Wednesday, February 25, 2015

Seek and Hide by Amanda Stevens - REVIEWED

This week, the
Christian Fiction Blog Alliance
is introducing
Seek and Hide
David C. Cook (September 15, 2014)
Amanda Stevens


As a child, Amanda G. Stevens disparaged Mary Poppins and Stuart Little because they could never happen. Now, she writes speculative fiction. She holds a Bachelor of Science degree in English and has taught literature and composition to home-school students. She lives in Michigan and loves books, film, music, and white cheddar popcorn. Amanda's first novel, Seek and Hide, will be available September 15, 2014 from David C Cook.


Six years ago, the government took control of the church. Only re-translated Bibles are legal, and a specialized agency called the Constabulary enforces this and other regulations. Marcus Brenner, a new Christian, will do anything to protect his church family from imprisonment--including risk his own freedom to gain the trust of a government agent. Aubrey Weston recanted her faith when the Constabulary threatened her baby. Now released, she just wants to provide for her son and avoid government notice. But she's targeted again, and this time, her baby is taken into custody. If only she'd never denied Him, maybe God would hear her pleas for help. When Aubrey and Marcus's lives collide, they are forced to confront the lies they believe about themselves. And God is about to grab hold of Marcus's life in a way he'd never expect, turning a loner into a leader.

If you'd like to read the first chapter of Seek and Hide, go HERE.

My Thoughts:
God, is that what I’m doing? Paying for…everything?”  (p.398)

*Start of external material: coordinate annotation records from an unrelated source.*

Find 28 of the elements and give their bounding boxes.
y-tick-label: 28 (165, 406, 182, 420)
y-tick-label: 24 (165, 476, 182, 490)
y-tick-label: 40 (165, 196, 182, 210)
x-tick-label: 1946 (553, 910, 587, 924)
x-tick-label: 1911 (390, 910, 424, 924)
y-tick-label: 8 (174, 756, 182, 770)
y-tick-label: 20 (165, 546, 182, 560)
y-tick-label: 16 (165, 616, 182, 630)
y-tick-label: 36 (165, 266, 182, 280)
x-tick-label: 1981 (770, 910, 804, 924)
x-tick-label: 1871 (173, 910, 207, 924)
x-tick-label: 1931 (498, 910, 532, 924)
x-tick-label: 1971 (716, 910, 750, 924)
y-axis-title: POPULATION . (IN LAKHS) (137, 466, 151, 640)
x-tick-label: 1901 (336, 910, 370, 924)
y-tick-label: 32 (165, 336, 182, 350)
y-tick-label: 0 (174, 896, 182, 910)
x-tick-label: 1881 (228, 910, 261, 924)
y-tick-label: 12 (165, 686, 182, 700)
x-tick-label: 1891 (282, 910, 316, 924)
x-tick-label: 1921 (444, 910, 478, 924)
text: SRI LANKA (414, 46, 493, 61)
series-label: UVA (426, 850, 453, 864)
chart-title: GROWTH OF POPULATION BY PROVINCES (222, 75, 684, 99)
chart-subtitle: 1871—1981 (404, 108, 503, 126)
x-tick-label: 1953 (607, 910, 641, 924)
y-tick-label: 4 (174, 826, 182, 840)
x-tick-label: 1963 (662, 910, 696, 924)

At the point Marcus Brenner whispers this prayer to God, he has been through some very fiery trials that have left him doubting and empty.  He has struggled against the government’s  “thought police” – the Constabulary – not realizing that his own efforts would never be enough.  The Bible has been banned – other than the government’s re-translated version -  and true believers are being arrested and taken to re-education camps.  Marcus has been called to rise against this movement to obliterate Christianity.

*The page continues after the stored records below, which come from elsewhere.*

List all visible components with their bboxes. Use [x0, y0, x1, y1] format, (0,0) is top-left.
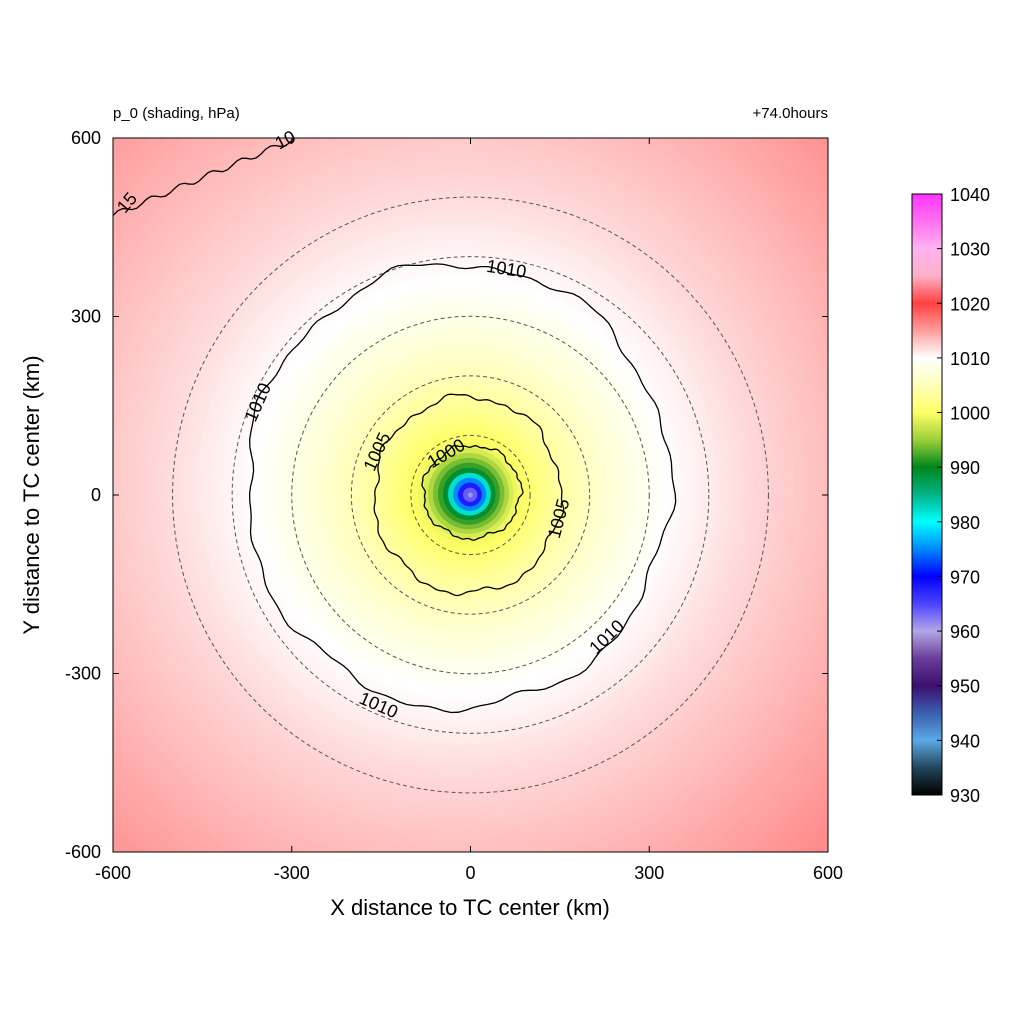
contour-1000 [421, 444, 524, 541]
x-axis-label: X distance to TC center (km) [330, 895, 610, 920]
contour-1005 [373, 393, 565, 597]
range-ring [172, 196, 769, 794]
colorbar-tick-label: 1010 [950, 349, 990, 369]
x-tick-label: 300 [634, 863, 664, 883]
colorbar-ticks: 930 940 950 960 970 980 990 1000 1010 1020 1030 104… [937, 185, 990, 806]
y-tick-label: 300 [71, 307, 101, 327]
colorbar-tick-label: 1040 [950, 185, 990, 205]
contour-1015 [113, 138, 296, 216]
title-left: p_0 (shading, hPa) [113, 105, 240, 122]
x-axis-ticks: -600 -300 0 300 600 [95, 138, 843, 883]
y-tick-label: -600 [65, 842, 101, 862]
colorbar-tick-label: 980 [950, 513, 980, 533]
plot-area [113, 138, 828, 852]
colorbar-tick-label: 940 [950, 731, 980, 751]
title-right: +74.0hours [753, 105, 828, 122]
colorbar-tick-label: 930 [950, 786, 980, 806]
y-tick-label: 600 [71, 128, 101, 148]
x-tick-label: -300 [274, 863, 310, 883]
colorbar-tick-label: 970 [950, 567, 980, 587]
range-ring [350, 375, 591, 615]
colorbar-tick-label: 1000 [950, 404, 990, 424]
colorbar-tick-label: 990 [950, 458, 980, 478]
range-rings [172, 196, 769, 794]
field-ring [467, 492, 473, 498]
y-axis-ticks: -600 -300 0 300 600 [65, 128, 828, 862]
x-tick-label: 600 [813, 863, 843, 883]
y-tick-label: -300 [65, 664, 101, 684]
range-ring [410, 434, 531, 556]
range-ring [291, 315, 650, 675]
colorbar-tick-label: 950 [950, 677, 980, 697]
x-tick-label: -600 [95, 863, 131, 883]
y-tick-label: 0 [91, 485, 101, 505]
range-ring [231, 256, 710, 734]
colorbar-fill [911, 193, 943, 796]
x-tick-label: 0 [465, 863, 475, 883]
colorbar-tick-label: 1030 [950, 240, 990, 260]
pressure-shading [113, 138, 828, 852]
y-axis-label: Y distance to TC center (km) [19, 355, 44, 634]
contour-lines [113, 138, 677, 714]
colorbar: 930 940 950 960 970 980 990 1000 1010 1020 1030 104… [911, 185, 990, 806]
contour-1010 [248, 263, 677, 714]
colorbar-tick-label: 1020 [950, 294, 990, 314]
colorbar-tick-label: 960 [950, 622, 980, 642]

Except Marcus is sometimes too busy battling his own weakness to remain effective in the fight.  Until he asks himself this very probing question.  Sound familiar?  It is a struggle I’m all too familiar with.  Trying to look for ways to convince myself that I’m unworthy to fight in the war God has equipped me to fight in.  Thus making myself ineffective.  I think it’s a struggle for all believer’s at some point, and that’s what makes the characters and their trials so meaningful.  We can all relate to one or more of their struggles.

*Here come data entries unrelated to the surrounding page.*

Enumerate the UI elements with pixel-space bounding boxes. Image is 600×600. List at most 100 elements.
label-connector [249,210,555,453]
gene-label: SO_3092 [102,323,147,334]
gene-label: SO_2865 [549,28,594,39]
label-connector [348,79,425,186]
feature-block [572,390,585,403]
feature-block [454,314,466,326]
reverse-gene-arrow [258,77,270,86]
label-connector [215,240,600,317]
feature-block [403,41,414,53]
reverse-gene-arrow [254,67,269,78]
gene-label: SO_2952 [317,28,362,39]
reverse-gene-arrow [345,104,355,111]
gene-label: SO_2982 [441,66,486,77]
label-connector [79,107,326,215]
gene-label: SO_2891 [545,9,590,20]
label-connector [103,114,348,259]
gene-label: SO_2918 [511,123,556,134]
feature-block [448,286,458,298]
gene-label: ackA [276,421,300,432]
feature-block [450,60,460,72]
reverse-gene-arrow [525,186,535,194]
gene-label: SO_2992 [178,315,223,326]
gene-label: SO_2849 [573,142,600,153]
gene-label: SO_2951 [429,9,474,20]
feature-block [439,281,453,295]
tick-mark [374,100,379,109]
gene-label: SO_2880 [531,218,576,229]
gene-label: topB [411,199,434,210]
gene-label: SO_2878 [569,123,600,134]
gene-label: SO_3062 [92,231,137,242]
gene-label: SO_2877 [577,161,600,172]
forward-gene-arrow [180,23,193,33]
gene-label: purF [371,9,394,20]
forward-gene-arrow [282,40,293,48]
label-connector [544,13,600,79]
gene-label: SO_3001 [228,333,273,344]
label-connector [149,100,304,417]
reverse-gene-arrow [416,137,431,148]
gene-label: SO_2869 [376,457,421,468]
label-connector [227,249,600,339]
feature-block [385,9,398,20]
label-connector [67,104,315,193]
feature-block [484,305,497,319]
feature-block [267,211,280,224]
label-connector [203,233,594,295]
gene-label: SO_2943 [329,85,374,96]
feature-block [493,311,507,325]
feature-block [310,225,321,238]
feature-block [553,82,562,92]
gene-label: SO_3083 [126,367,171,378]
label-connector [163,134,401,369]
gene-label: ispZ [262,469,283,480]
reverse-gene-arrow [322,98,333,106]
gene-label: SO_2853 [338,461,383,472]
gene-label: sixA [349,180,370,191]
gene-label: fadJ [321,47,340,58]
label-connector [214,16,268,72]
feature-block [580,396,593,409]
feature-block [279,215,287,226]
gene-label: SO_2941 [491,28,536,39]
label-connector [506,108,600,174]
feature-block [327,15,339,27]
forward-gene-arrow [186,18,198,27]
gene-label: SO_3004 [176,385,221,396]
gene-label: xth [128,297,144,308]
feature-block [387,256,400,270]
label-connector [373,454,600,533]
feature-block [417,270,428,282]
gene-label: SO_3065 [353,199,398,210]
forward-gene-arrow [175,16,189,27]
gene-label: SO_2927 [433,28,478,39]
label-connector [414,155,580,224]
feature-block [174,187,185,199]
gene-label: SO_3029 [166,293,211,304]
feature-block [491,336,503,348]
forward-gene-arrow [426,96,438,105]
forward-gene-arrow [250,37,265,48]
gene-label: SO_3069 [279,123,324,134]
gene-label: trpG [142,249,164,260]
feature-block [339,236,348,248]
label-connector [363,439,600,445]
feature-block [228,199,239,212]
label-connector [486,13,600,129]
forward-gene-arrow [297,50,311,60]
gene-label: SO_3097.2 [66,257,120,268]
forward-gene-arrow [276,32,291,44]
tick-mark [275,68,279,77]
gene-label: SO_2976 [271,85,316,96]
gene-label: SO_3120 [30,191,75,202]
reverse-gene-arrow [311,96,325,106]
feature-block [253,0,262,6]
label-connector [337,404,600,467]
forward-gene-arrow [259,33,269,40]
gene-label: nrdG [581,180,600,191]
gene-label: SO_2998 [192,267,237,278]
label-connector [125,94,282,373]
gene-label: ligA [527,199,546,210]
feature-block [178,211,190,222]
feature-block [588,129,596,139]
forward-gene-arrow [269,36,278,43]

I think the point is to never give up.  Accept God’s grace and live to fight another day.  Don’t become our own worst enemy.  That was my take away from this very unique book.  It’s not such a far stretch to imagine something like a Constabulary.  It’s not hard to imagine the duplicity and discernment needed to fight such an insidious evil.  And it begs the question Marcus asks himself:  “God, is that what I’m doing?  Paying for….everything?”  Instead of accepting that Jesus’ death was sufficient and that God’s grace is sufficient.

This is a very unique and thought-provoking book.  The tension and intensity of the plot build gradually, and you are allowed time to know and care for the characters.  This is a book I’m pleased to recommend.